“Rails is magic.” That’s what I’ve been told, and I tend to agree, because I still find myself struggling to understand what’s going on behind the curtain frequently.
Now, when people choose non-Rails frameworks, it’s for a few reasons:
- They want a minimalist site that doesn’t require much effort.
- They want to build a Ruby-based web site but have a working knowledge of Rails.
- They are attracted by the speed of the framework’s ability to serve requests.
All of these are fine reasons, and Rails, when you understand what is actually happening, sure seems like magic. It is more concerned about helping you get your application up and running, having made a lot of decisions for you. It might not be as fast as other frameworks, but it doesn’t have to be, because that’s not the point.
On the other end of the spectrum is Sinatra. It’s a very lightweight framework for building web applications that don’t need the complexity of Rails. For learning how Ruby works with web requests, this is a great starting point. There are still complexities (like middleware), but it feels good to just get a Ruby-based website up and running with little hassle.
Don’t be fooled, though, because while Sinatra is a great starting point, you’ll quickly find yourself need more. It’s a common issue, though, as once you get past the basic needs of a web site, it’s easy to find yourself bolting on libraries to accomodate the missing featureset of Rails. At that point, you should consider something more.

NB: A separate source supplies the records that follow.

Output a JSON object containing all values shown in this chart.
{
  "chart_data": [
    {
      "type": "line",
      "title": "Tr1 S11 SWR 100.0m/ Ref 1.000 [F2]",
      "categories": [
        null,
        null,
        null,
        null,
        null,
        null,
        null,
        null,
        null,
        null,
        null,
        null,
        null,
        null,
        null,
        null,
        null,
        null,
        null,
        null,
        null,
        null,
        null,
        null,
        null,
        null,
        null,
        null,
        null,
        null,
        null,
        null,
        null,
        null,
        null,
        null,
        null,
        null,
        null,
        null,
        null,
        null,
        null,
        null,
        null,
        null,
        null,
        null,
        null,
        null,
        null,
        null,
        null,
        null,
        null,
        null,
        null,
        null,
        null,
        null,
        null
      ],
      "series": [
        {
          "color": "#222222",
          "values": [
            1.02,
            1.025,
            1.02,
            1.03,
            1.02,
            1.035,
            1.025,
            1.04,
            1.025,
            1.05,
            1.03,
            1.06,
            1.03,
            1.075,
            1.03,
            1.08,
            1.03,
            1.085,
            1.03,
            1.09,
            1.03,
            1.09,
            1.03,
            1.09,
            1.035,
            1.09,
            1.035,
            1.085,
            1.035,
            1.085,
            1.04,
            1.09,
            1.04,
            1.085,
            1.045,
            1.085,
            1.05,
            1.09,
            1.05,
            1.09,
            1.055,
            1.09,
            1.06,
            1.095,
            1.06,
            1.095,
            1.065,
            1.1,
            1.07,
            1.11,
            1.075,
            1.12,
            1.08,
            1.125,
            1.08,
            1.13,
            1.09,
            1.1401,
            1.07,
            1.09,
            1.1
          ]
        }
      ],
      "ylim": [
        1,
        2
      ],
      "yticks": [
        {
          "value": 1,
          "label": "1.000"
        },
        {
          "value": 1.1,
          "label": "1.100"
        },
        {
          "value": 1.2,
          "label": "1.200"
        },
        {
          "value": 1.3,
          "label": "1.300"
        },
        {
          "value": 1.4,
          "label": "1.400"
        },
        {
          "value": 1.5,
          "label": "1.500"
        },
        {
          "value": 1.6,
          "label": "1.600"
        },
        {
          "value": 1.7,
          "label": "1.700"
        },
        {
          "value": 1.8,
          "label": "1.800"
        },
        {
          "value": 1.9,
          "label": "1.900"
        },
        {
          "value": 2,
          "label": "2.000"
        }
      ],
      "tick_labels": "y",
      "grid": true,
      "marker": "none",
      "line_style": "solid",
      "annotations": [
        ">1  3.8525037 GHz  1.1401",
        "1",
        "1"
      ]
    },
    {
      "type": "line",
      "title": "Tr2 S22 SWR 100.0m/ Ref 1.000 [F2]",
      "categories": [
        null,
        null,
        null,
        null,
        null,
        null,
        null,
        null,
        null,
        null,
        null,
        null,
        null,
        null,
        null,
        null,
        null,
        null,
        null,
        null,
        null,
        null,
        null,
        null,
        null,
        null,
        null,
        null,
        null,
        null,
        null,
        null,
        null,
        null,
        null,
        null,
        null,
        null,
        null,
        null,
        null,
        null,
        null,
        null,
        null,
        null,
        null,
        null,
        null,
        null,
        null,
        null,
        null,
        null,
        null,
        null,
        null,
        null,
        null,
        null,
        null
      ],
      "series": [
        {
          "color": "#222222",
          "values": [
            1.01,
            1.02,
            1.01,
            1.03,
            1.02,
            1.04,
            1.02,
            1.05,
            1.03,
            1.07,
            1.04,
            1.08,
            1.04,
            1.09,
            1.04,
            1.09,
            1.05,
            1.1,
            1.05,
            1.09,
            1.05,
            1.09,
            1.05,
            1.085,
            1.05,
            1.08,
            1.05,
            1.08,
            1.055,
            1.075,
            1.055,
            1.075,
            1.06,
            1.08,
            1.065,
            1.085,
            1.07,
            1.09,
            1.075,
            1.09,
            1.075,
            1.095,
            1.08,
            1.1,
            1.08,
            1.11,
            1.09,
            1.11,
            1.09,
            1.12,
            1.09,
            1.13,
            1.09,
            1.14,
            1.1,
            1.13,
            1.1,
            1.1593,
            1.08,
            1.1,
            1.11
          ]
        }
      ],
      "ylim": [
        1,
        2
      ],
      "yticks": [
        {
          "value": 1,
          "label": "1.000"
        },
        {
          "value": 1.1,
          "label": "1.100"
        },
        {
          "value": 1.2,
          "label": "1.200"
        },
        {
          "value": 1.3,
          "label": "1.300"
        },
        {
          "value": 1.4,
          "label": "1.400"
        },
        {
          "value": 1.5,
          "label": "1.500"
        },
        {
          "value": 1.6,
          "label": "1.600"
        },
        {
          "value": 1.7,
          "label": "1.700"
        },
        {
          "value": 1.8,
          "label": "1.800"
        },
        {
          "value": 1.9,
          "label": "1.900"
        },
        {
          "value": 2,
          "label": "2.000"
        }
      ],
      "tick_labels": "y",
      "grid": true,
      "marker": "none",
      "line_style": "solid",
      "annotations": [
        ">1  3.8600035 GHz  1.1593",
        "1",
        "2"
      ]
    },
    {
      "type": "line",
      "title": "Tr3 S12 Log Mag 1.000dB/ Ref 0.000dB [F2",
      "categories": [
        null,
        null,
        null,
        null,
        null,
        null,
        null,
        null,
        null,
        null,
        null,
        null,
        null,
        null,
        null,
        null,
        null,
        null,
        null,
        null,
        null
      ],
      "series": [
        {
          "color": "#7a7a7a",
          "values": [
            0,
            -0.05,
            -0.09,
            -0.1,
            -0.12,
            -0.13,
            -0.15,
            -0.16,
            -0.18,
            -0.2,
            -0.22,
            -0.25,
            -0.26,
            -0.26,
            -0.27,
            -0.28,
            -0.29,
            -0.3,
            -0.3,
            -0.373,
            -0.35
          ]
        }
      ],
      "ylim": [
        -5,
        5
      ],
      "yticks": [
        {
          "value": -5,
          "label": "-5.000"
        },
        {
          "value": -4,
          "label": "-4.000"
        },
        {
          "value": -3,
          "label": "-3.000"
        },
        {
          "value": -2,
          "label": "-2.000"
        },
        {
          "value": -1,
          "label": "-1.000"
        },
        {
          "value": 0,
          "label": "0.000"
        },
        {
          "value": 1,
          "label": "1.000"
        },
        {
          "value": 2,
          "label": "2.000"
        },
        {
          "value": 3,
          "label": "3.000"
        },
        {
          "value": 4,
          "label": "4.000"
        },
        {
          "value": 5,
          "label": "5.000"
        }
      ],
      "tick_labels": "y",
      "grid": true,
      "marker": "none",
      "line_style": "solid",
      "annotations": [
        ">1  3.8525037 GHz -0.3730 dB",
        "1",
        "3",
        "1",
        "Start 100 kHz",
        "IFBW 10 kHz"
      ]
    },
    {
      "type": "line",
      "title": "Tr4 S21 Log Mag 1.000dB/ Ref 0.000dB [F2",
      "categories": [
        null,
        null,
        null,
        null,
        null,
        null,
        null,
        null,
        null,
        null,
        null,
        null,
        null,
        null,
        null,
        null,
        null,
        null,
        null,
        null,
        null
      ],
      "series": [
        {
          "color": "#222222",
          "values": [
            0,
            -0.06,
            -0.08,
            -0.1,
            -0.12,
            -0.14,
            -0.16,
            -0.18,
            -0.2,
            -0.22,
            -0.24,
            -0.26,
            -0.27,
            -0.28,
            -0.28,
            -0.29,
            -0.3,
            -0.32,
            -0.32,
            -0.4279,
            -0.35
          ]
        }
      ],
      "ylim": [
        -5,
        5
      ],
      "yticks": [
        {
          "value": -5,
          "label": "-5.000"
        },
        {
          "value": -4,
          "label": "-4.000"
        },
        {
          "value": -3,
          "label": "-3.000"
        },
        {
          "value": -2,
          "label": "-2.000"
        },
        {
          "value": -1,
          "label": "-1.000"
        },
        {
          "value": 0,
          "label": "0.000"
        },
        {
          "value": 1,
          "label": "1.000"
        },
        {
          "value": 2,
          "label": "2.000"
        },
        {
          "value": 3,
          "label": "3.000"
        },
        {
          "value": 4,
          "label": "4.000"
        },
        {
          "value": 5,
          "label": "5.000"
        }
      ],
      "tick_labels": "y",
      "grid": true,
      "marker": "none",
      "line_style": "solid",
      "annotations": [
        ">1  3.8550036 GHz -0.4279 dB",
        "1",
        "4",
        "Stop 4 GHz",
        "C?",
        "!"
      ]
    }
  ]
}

So when you want something like Rails, but know Sinatra, there is still a large step between them
- and it’s a doozy. Thankfully, that’s where Padrino comes in. It’s built on top of Sinatra, so it will be familiar, but it adds in support for Rails-isms that you’ll eventually be working with, like code generation, and database migrations.
Personally, once I’m understanding the magic that happens in Padrino, and it becomes a science instead of a spell, then I’ll feel more confident working with Rails. Because right now? Rails still feels like wizardry.